Then, the RLC of the terminal transfers the RLC PDU 1 to the MAC of the terminal (S1032). The MAC of the UE, which has received the RLC PDU 1 from the RLC of the UM mode UE, transmits the RLC PDU 1 to the network through a HARQ process. That is, the MAC of the terminal transmits RLC PDU 1 to the MAC of the base station (S1033). When the MAC transmits the RLC PDU 1 once (1st Tx, S1033) and receives the HARQ ACK (S1050), since the transmission of the RLC PDU 1 is successful, the RLC PDU 2, which is the next RLC PDU, may be transmitted (S1041 to S1042).

PDCP PDU 2 is transmitted from the PDCP of the terminal to the RLC of the terminal for the transmission of the RLC PDU 2 (S1060). The RLC of the UE, that is, the UM RLC, transfers the RLC PDU 2 to the MAC (S1061). If the MAC fails to transmit after transmitting RLC PDU 2 once (1st Tx, S1062), HARQ NACK is received (S1063).

The MAC transmits RLC PDU 2 once more (2nd Tx) (S1064). If transmission fails despite the second transmission (2nd Tx), HARQ NACK is received again (S1065). Subsequently, if HARQ NACK is continuously received, retransmission of the MAC is repeated accordingly (S1066 to S1067). As a result of repeated HARQ NACK reception and retransmission several times, the UE's MAC notifies the RLC of a Transmission Failure of PDU 2 (S1070). And another data (PDU N) is attempted to be transmitted (S1080 to S1081).

As such, when the UE is in the UM mode, when retransmission fails several times, another data transmission is attempted, and a problem solving scheme such as determining a problem detection or a wireless reconnection time due to the accumulation of retransmission times is performed. Is not currently defined.

11 is a flowchart illustrating a wireless reconnection method according to the prior art.

If a problem occurs in the data transmission in the terminal, the terminal detects it (S1101), the terminal performs the following procedure to establish a wireless reconnection.

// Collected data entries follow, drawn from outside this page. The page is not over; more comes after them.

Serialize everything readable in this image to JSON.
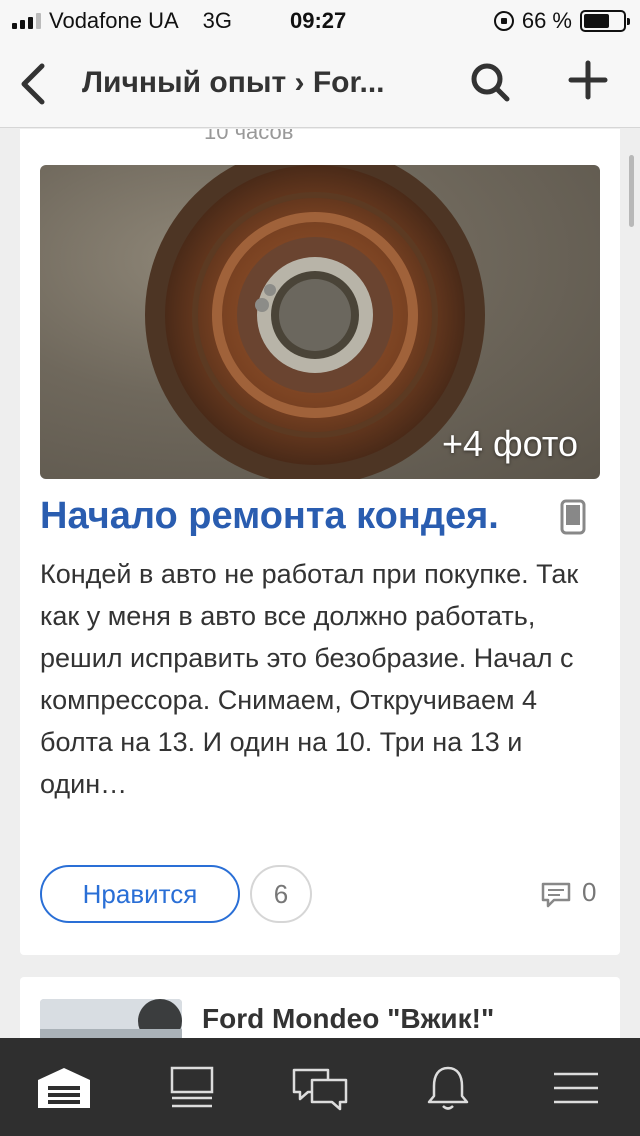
{
  "status_bar": {
    "carrier": "Vodafone UA",
    "network": "3G",
    "time": "09:27",
    "battery_text": "66 %",
    "battery_level": 0.66
  },
  "nav": {
    "title": "Личный опыт › For...",
    "back_icon": "chevron-left-icon",
    "search_icon": "search-icon",
    "add_icon": "plus-icon"
  },
  "post": {
    "time": "10 часов",
    "photo_more": "+4 фото",
    "title": "Начало ремонта кондея.",
    "text": "Кондей в авто не работал при покупке. Так как у меня в авто все должно работать, решил исправить это безобразие. Начал с компрессора. Снимаем, Откручиваем 4 болта на 13. И один на 10. Три на 13 и один…",
    "like_label": "Нравится",
    "like_count": "6",
    "comment_count": "0"
  },
  "next_post": {
    "title": "Ford Mondeo \"Вжик!\""
  },
  "tabbar": {
    "items": [
      "garage-icon",
      "feed-icon",
      "messages-icon",
      "notifications-icon",
      "menu-icon"
    ]
  },
  "colors": {
    "accent": "#2a6fd6",
    "title": "#2a5db0",
    "tabbar": "#2f2f2f"
  }
}
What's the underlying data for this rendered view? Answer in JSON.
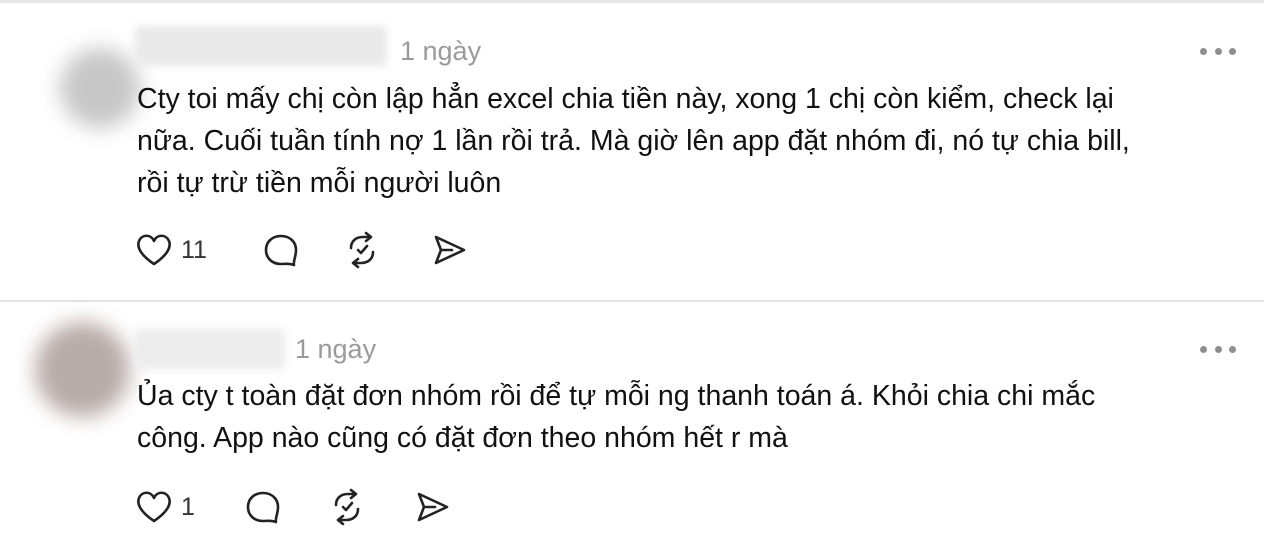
{
  "comments": [
    {
      "time": "1 ngày",
      "text": "Cty toi mấy chị còn lập hẳn excel chia tiền này, xong 1 chị còn kiểm, check lại\nnữa. Cuối tuần tính nợ 1 lần rồi trả. Mà giờ lên app đặt nhóm đi, nó tự chia bill,\nrồi tự trừ tiền mỗi người luôn",
      "likes": "11",
      "icons": [
        "heart-icon",
        "comment-icon",
        "repost-icon",
        "share-icon",
        "more-icon"
      ]
    },
    {
      "time": "1 ngày",
      "text": "Ủa cty t toàn đặt đơn nhóm rồi để tự mỗi ng thanh toán á. Khỏi chia chi mắc\ncông. App nào cũng có đặt đơn theo nhóm hết r mà",
      "likes": "1",
      "icons": [
        "heart-icon",
        "comment-icon",
        "repost-icon",
        "share-icon",
        "more-icon"
      ]
    }
  ]
}
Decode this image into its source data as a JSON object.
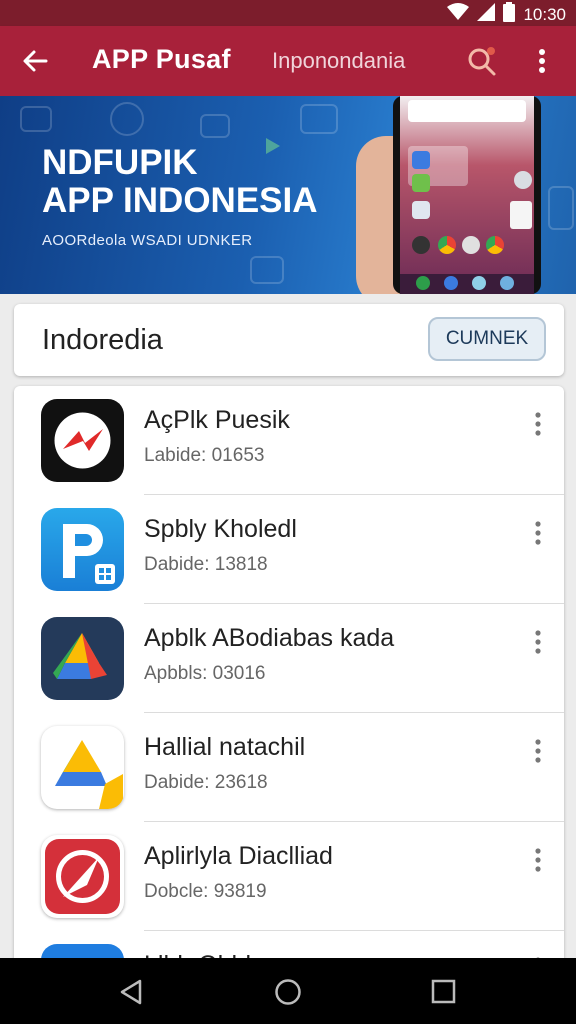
{
  "status_bar": {
    "time": "10:30"
  },
  "app_bar": {
    "title": "APP Pusaf",
    "subtitle": "Inponondania"
  },
  "banner": {
    "headline_line1": "NDFUPIK",
    "headline_line2": "APP INDONESIA",
    "tagline": "AOORdeola WSADI UDNKER"
  },
  "category": {
    "name": "Indoredia",
    "button_label": "CUMNEK"
  },
  "apps": [
    {
      "name": "AçPlk Puesik",
      "sub": "Labide: 01653",
      "icon": "red-bolt-app-icon"
    },
    {
      "name": "Spbly Kholedl",
      "sub": "Dabide: 13818",
      "icon": "blue-p-app-icon"
    },
    {
      "name": "Apblk ABodiabas kada",
      "sub": "Apbbls: 03016",
      "icon": "drive-triangle-dark-icon"
    },
    {
      "name": "Hallial natachil",
      "sub": "Dabide: 23618",
      "icon": "drive-triangle-light-icon"
    },
    {
      "name": "Aplirlyla Diaclliad",
      "sub": "Dobcle: 93819",
      "icon": "red-compass-app-icon"
    },
    {
      "name": "Llhb Ohhl",
      "sub": "",
      "icon": "blue-app-icon"
    }
  ],
  "colors": {
    "primary": "#a8213a",
    "status_bar": "#7c1d2c",
    "banner": "#1b5fb0"
  }
}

If a problem is found in the data transmission from the terminal, the terminal immediately sends an RRC Connection Reestablishment Request message to the base station and requests the base station to establish a wireless reconnection (S1110).

Then, after receiving the RRC connection reestablishment request message, the base station resets the signaling radio bearer (SRB) and sends an RRC connection reestablishment message to the terminal (S1120).

The terminal that receives the RRC Connection Reestablishment message also resets the radio bearer. The terminal recovers the signaling radio bearer (S1130). In operation S1140, the UE transmits an RRC connection reestablishment complete message using the reset radio bearer.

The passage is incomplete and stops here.